Talvez, sua obra mais importante foi o enorme frontão do Cassino Fluminense [Figura
3][111]:
62.
O Sr. Severo da Silva Quaresma, discípulo do cavalleiro Pettrich, e os Srs.
Quirino Antônio Vieira e João Duarte de Moraes discípulos do fallecido professor
de esculptura da nossa Academia de Bellas-Artes, Marcos Ferrez, acabam de
preparar o baixo-relevo da empena do Cassino Fluminense.[112]
63.
Aos dois escultores, soma-se um terceiro artista, João Duarte Morais, do qual quase
não sabemos nada, e que aparece como professor adjunto do Liceu em 1863[113]. Esta
grande obra foi um dos empreendimentos escultóricos de maior envergadura e
importância do momento, quando o monumento a Dom Pedro I ainda não estava
inaugurado e outros grandes frontões, como o da Santa Casa da Misericórdia, de Luigi
Giudice, também não haviam sido realizado. Assim recolheu a imprensa, em 1857, esta
obra, afirmando que:
64.
65.
66.
67.
Este trabalho, que era merecedor de adornar uma melhor obra, teve o
infortúnio de ser collocado em uma das mais desgraçadas composições da
edificação moderna e por isso talvez tenha sido bem pouco attendido e apreciado.

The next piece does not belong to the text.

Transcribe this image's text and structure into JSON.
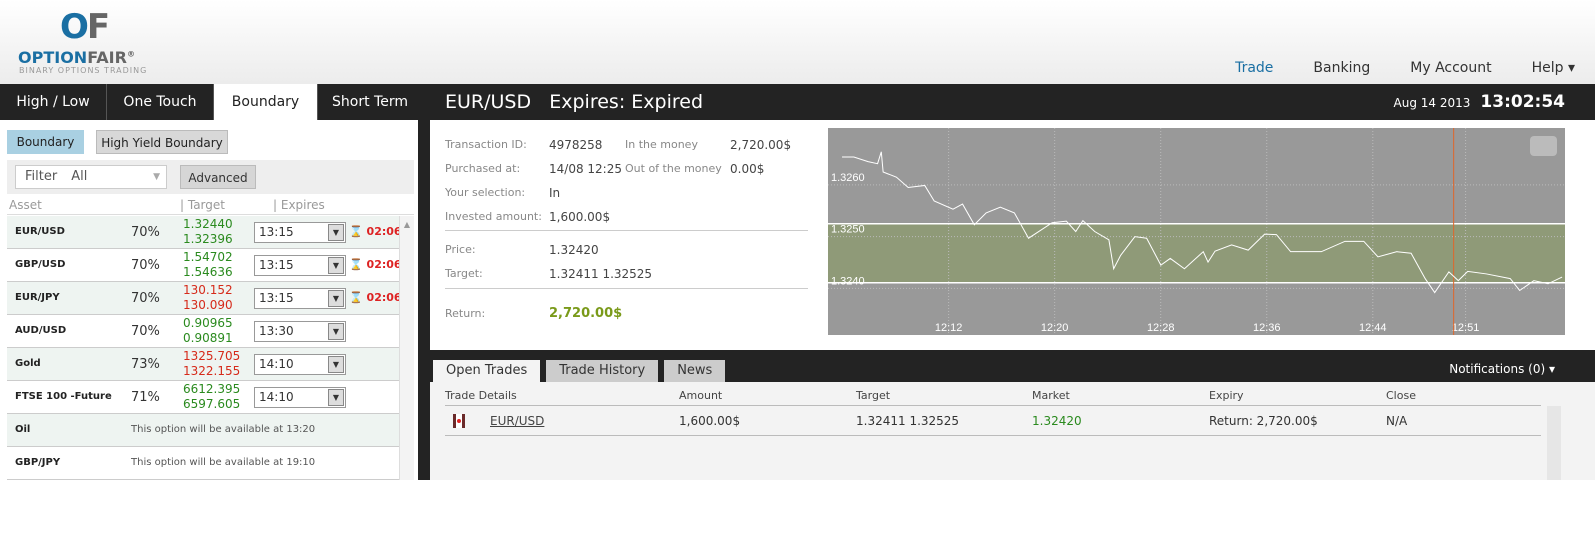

A composição do baixo-relevo representa o Gênio do Brazil, presidindo as Musas,
grupadas aos dois lados de modo a
preencherem completamente o tympano da empena.
Executando este trabalho os seus autores deram um grande passo na carreira
artística, justificaram a reputação em que eram tidos de moços hábeis e laboriosos,
e mostraram que no nosso paiz não faltam talentos nem dedicação, mas somente
boa vontade de proteger as artes e os artistas[114].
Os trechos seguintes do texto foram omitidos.